I don't know if what I'm trying to accomplish is possible at all. I would like to override the default behaviour for all the anchor objects (A
tag) for a given HTML page. I know I can loop through all the A
elements and dynamically add an onclick
call to each one of them from the body element onload
method, but I'm looking for a more absolute solution. What I need is that all A
elements get assigned an onclick
action which calls a method that passes the element href
property as an argument, so the following:
<a href="http://domain.tld/page.html">
Dynamically becomes:
<a href="http://domain.tld/page.html" onclick="someMethodName('http://domain.tld/page.html'); return false;">
Like I said, the ideal way to do this would be to somehow override the Anchor class altogether when the document loads. If it's not possible then I'll resort to the loop-through-all A
elements method (which I already know how to do).
If you don't want to iterate over all your anchor elements, you can simply use event delegation, for example:
document.onclick = function (e) {
e = e || window.event;
var element = e.target || e.srcElement;
if (element.tagName == 'A') {
someFunction(element.href);
return false; // prevent default action and stop event propagation
}
};
Check the above example here.
Using jQuery:
$(function() {
$("a").click(function() {
return someMethodName($(this).attr('href'));
});
});
function someMethodName(href)
{
console.log(href);
return false;
}
window.onload = function() {
var anchorElements = document.getElementsByTagName('a');
for (var i in anchorElements)
anchorElements[i].onclick = function() {
alert(this.href);
return false;
}
}
This is about the simplest way to do it. Wrap in <script type="text/javascript">...</script>
in the document head and it will run on page load.

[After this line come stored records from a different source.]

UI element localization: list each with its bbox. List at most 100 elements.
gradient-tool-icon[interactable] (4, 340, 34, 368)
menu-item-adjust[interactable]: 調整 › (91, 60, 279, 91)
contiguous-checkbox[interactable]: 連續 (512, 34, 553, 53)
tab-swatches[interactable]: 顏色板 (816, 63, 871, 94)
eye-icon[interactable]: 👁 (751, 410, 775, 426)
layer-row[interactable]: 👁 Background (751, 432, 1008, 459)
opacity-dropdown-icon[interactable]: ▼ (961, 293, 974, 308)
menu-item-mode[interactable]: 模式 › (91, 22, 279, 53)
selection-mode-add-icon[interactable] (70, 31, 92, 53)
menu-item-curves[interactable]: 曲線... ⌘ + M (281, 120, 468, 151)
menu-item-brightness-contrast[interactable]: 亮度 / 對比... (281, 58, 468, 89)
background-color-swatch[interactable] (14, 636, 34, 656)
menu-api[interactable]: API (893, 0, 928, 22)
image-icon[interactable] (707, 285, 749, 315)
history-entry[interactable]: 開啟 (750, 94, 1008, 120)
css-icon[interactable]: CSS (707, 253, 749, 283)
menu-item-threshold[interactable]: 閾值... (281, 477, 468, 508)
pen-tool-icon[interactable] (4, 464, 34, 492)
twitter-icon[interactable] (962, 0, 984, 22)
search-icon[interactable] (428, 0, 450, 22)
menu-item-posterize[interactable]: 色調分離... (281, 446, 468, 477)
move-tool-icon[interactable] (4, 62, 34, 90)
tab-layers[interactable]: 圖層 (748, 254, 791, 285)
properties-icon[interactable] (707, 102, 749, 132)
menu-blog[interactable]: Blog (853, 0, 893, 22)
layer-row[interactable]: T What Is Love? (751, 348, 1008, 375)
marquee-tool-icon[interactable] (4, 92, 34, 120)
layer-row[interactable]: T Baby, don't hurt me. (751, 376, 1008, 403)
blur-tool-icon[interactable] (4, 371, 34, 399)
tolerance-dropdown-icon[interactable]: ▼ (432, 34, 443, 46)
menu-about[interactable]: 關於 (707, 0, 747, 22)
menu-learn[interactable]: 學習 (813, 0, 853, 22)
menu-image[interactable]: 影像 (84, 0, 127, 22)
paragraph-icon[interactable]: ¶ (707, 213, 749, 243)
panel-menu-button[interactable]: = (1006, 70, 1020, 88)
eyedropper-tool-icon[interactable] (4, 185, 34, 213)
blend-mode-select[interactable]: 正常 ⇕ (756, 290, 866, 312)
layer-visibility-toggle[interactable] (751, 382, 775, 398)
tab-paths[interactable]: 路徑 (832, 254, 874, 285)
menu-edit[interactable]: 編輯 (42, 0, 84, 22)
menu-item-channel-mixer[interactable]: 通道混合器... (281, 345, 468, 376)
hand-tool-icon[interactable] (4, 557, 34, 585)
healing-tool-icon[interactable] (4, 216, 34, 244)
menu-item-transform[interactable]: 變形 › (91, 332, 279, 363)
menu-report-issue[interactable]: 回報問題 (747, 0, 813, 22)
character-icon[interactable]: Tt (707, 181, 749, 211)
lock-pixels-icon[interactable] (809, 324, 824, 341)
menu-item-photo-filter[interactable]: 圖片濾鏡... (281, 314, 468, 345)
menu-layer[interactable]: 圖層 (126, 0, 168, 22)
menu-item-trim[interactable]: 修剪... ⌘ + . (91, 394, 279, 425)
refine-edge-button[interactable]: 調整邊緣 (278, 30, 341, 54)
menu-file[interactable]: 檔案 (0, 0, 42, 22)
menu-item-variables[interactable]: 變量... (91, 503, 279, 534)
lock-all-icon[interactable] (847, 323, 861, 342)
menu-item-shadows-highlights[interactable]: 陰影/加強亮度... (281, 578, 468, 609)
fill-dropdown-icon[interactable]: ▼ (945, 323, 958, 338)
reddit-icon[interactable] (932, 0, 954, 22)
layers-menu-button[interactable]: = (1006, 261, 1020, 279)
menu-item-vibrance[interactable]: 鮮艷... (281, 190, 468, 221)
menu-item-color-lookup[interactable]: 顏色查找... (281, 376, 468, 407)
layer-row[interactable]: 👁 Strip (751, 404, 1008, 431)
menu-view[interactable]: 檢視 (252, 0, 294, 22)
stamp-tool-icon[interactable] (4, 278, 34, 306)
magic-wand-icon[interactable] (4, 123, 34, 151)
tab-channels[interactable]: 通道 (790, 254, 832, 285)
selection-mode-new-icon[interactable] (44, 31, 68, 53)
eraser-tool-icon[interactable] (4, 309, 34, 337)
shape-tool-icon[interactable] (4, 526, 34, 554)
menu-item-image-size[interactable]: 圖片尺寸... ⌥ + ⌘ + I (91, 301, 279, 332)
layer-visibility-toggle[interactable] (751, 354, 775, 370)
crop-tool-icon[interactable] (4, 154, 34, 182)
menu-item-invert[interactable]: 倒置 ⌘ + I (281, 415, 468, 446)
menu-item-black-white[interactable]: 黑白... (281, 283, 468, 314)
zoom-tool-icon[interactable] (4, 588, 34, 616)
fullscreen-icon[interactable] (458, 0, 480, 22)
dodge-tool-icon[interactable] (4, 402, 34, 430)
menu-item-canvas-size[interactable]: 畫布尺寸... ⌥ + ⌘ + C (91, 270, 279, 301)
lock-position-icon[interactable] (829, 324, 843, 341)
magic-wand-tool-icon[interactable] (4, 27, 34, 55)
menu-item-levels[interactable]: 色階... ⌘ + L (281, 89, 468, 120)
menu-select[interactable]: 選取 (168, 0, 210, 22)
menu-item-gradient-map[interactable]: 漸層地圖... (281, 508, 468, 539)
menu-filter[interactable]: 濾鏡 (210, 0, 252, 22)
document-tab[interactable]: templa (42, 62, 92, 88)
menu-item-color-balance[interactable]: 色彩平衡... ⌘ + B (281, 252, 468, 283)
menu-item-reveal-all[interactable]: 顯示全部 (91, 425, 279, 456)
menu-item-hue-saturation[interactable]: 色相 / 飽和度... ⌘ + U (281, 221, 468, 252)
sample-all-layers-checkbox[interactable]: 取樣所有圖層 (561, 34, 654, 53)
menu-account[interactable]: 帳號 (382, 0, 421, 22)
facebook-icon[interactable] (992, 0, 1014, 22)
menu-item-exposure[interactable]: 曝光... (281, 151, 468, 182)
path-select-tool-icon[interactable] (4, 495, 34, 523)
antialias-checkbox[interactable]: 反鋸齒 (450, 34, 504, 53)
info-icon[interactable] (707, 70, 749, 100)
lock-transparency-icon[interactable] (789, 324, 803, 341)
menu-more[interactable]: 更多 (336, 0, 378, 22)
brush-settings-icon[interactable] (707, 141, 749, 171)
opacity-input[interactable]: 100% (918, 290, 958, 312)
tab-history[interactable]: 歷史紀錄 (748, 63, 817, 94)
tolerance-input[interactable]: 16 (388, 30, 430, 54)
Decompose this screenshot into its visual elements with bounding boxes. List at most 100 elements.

There is no way to override all anchor elements onlick event. You could add an onclick to the document body and have logic to see if the even propagated up from an anchor element, and perform the event in that case, but this solution could cause problems if your page is complex, and isn't propagating clicks in some cases.
I would stick with the getElementsByTagName solution if its feasible.

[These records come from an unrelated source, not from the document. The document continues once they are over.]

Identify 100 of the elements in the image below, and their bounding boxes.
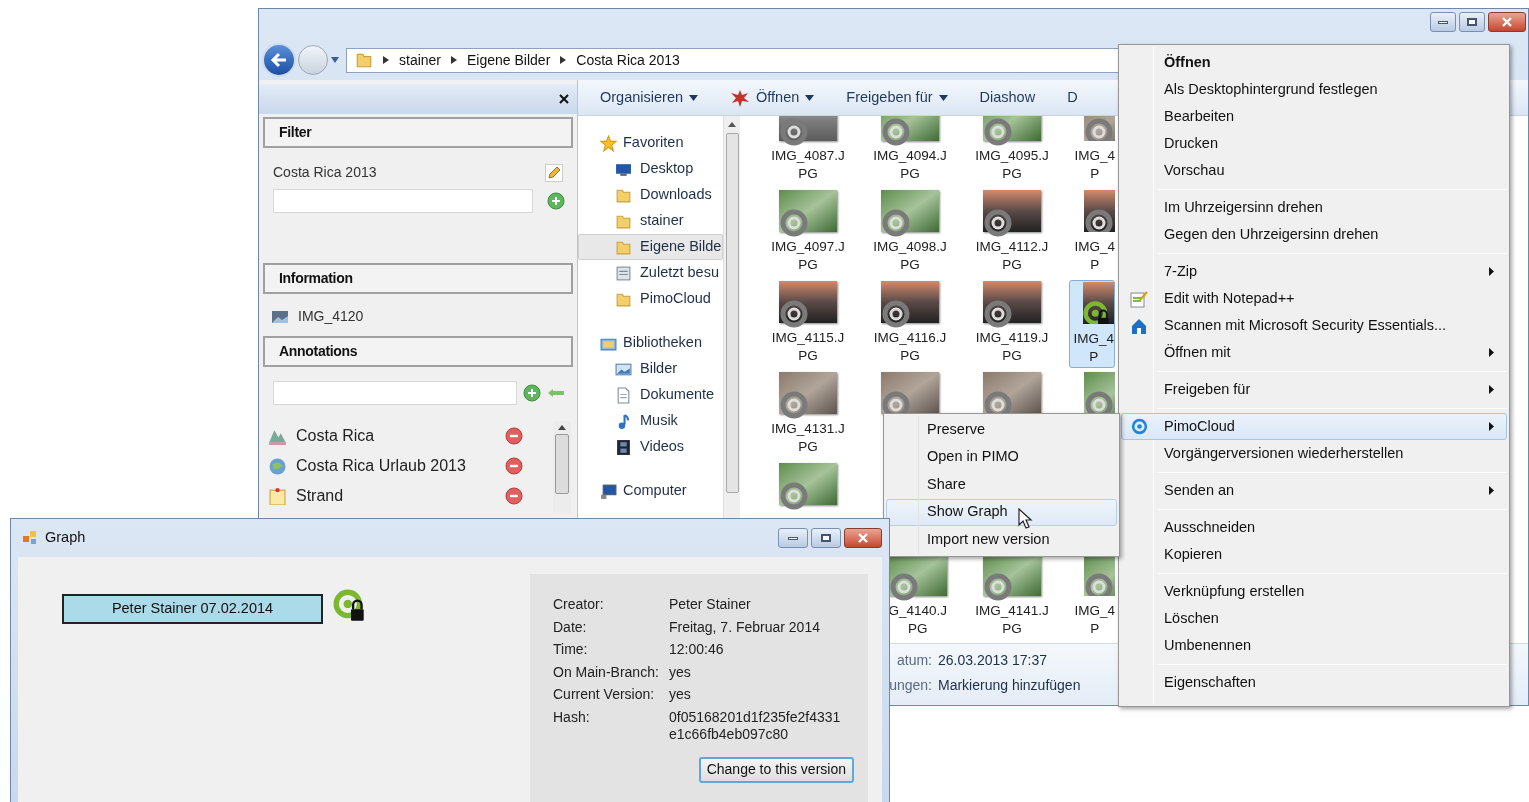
- nav-item[interactable]: Desktop: [578, 156, 723, 182]
- scroll-up-icon[interactable]: [728, 122, 736, 127]
- dropdown-caret-icon[interactable]: [330, 56, 340, 64]
- minimize-button[interactable]: [1430, 12, 1456, 32]
- file-tile[interactable]: IMG_4097.J PG: [767, 189, 849, 277]
- house-icon: [1130, 316, 1148, 335]
- file-tile[interactable]: IMG_4112.J PG: [971, 189, 1053, 277]
- file-tile[interactable]: IMG_4131.J PG: [767, 371, 849, 459]
- file-name: PG: [900, 256, 920, 274]
- ring-icon: [881, 299, 911, 329]
- menu-item[interactable]: Vorgängerversionen wiederherstellen: [1121, 440, 1507, 467]
- menu-item[interactable]: Senden an: [1121, 477, 1507, 504]
- filter-tag: Costa Rica 2013: [273, 162, 377, 183]
- breadcrumb[interactable]: stainer: [399, 49, 442, 71]
- toolbar-button[interactable]: D: [1067, 86, 1078, 109]
- remove-icon[interactable]: [505, 487, 523, 505]
- file-tile[interactable]: IMG_4087.J PG: [767, 116, 849, 186]
- version-node[interactable]: Peter Stainer 07.02.2014: [62, 594, 323, 624]
- add-icon[interactable]: [547, 192, 565, 210]
- annotation-label[interactable]: Costa Rica Urlaub 2013: [296, 454, 495, 478]
- menu-item[interactable]: Vorschau: [1121, 157, 1507, 184]
- nav-item[interactable]: Musik: [578, 408, 723, 434]
- scrollbar[interactable]: [553, 421, 571, 513]
- star-icon: [600, 134, 617, 152]
- scroll-up-icon[interactable]: [558, 425, 566, 430]
- file-name: IMG_4115.J: [771, 329, 845, 347]
- group-header: Information: [263, 263, 573, 294]
- toolbar-button[interactable]: Organisieren: [600, 86, 698, 109]
- chevron-right-icon[interactable]: [451, 56, 458, 64]
- nav-item[interactable]: Favoriten: [578, 130, 723, 156]
- caret-icon: [938, 94, 948, 101]
- menu-item[interactable]: 7-Zip: [1121, 258, 1507, 285]
- menu-item[interactable]: Scannen mit Microsoft Security Essentials...: [1121, 312, 1507, 339]
- ring-icon: [983, 299, 1013, 329]
- menu-item[interactable]: Umbenennen: [1121, 632, 1507, 659]
- menu-item[interactable]: Import new version: [886, 526, 1117, 554]
- nav-item[interactable]: Computer: [578, 478, 723, 504]
- nav-item[interactable]: Bibliotheken: [578, 330, 723, 356]
- add-icon[interactable]: [523, 384, 541, 402]
- nav-item[interactable]: stainer: [578, 208, 723, 234]
- file-name: PG: [1002, 347, 1022, 365]
- filter-input[interactable]: [273, 189, 533, 213]
- menu-item[interactable]: Eigenschaften: [1121, 669, 1507, 696]
- change-version-button[interactable]: Change to this version: [698, 756, 854, 783]
- menu-item[interactable]: Show Graph: [886, 498, 1117, 526]
- nav-item[interactable]: PimoCloud: [578, 286, 723, 312]
- menu-item[interactable]: Löschen: [1121, 605, 1507, 632]
- chevron-right-icon[interactable]: [560, 56, 567, 64]
- annotation-label[interactable]: Strand: [296, 484, 495, 508]
- file-tile[interactable]: IMG_4115.J PG: [767, 280, 849, 368]
- file-tile[interactable]: IMG_4095.J PG: [971, 116, 1053, 186]
- maximize-button[interactable]: [811, 528, 841, 548]
- menu-item[interactable]: Im Uhrzeigersinn drehen: [1121, 194, 1507, 221]
- toolbar-button[interactable]: Diashow: [979, 86, 1036, 109]
- close-icon[interactable]: [559, 94, 569, 104]
- menu-item[interactable]: Open in PIMO: [886, 443, 1117, 471]
- annotation-label[interactable]: Costa Rica: [296, 424, 495, 448]
- menu-item[interactable]: Als Desktophintergrund festlegen: [1121, 76, 1507, 103]
- menu-item[interactable]: Öffnen mit: [1121, 339, 1507, 366]
- back-button[interactable]: [262, 43, 296, 77]
- ring-icon: [1084, 208, 1114, 232]
- close-button[interactable]: [1488, 12, 1526, 32]
- menu-item[interactable]: Drucken: [1121, 130, 1507, 157]
- file-tile[interactable]: IMG_4116.J PG: [869, 280, 951, 368]
- close-button[interactable]: [844, 528, 882, 548]
- toolbar-button[interactable]: Freigeben für: [846, 86, 948, 109]
- minimize-button[interactable]: [778, 528, 808, 548]
- menu-item[interactable]: Ausschneiden: [1121, 514, 1507, 541]
- remove-icon[interactable]: [505, 427, 523, 445]
- file-tile[interactable]: IMG_4141.J PG: [971, 553, 1053, 641]
- maximize-button[interactable]: [1459, 12, 1485, 32]
- breadcrumb[interactable]: Eigene Bilder: [467, 49, 551, 71]
- menu-item[interactable]: Share: [886, 471, 1117, 499]
- nav-item[interactable]: Dokumente: [578, 382, 723, 408]
- menu-item[interactable]: Verknüpfung erstellen: [1121, 578, 1507, 605]
- nav-item[interactable]: Eigene Bilde: [578, 234, 723, 260]
- annotation-input[interactable]: [273, 381, 517, 405]
- toolbar-button[interactable]: Öffnen: [730, 86, 815, 109]
- nav-item[interactable]: Zuletzt besu: [578, 260, 723, 286]
- menu-item[interactable]: Preserve: [886, 416, 1117, 444]
- menu-item[interactable]: Bearbeiten: [1121, 103, 1507, 130]
- ring-icon: [881, 208, 911, 238]
- nav-item[interactable]: Downloads: [578, 182, 723, 208]
- file-tile[interactable]: IMG_4 P: [1069, 280, 1115, 368]
- file-tile[interactable]: IMG_4094.J PG: [869, 116, 951, 186]
- nav-item[interactable]: Bilder: [578, 356, 723, 382]
- pencil-icon[interactable]: [545, 163, 563, 182]
- remove-icon[interactable]: [505, 457, 523, 475]
- chevron-right-icon[interactable]: [383, 56, 389, 64]
- file-tile[interactable]: IMG_4119.J PG: [971, 280, 1053, 368]
- menu-item[interactable]: Kopieren: [1121, 541, 1507, 568]
- group-header: Annotations: [263, 336, 573, 367]
- menu-item[interactable]: Edit with Notepad++: [1121, 285, 1507, 312]
- menu-item[interactable]: PimoCloud: [1121, 413, 1507, 440]
- menu-item[interactable]: Freigeben für: [1121, 376, 1507, 403]
- nav-item[interactable]: Videos: [578, 434, 723, 460]
- menu-item[interactable]: Gegen den Uhrzeigersinn drehen: [1121, 221, 1507, 248]
- breadcrumb[interactable]: Costa Rica 2013: [576, 49, 680, 71]
- submenu-arrow-icon: [1489, 422, 1494, 431]
- file-tile[interactable]: IMG_4098.J PG: [869, 189, 951, 277]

Similar to Benji XVI's answer, but using querySelectorAll
, within for instance a container div with class 'container' And using es6.
const $elems = document.querySelectorAll('.container a')
var elems = Array.from($elems)
elems.map(a => {
a.onclick = (e) => {
e.preventDefault()
window.alert('Clicking external links is disabled')
}
})
CMS's solution is the best solution. Be sure to note that you can get better performance if you reference the function or check that needs to be run from a string stored within a protype property set on base anchor/element or declaratively on the anchor/element. By using this property the function you want to call can be found and be called from one decision branch as opposed to writing a new decision branch for every possibility. If you break or use a case statement with more than one or two cases you should start considering this, today may be a good day to spot for inversion of control and injection style of coding.
Again, Do not use a case if there are multiple events you need to handle. Use instead string composition to construct the path to the function that needs to be called. This requires a prototype to be added to your "A" elements that define the default and string to be composed. A data-attribute on the element should be able to override the default. Essentially we just want a message and an action to pass by default and be changed declaritively in the markup. The action specified should be published somewhere as an API or other accessable library function and be callable by lib['funName']. Just give it an attribute, no worry of name or id. The prototype and attribute will be usefull for debounce, because you will have to debounce.
There is some guys working on clientside routers that are trying to perfect this.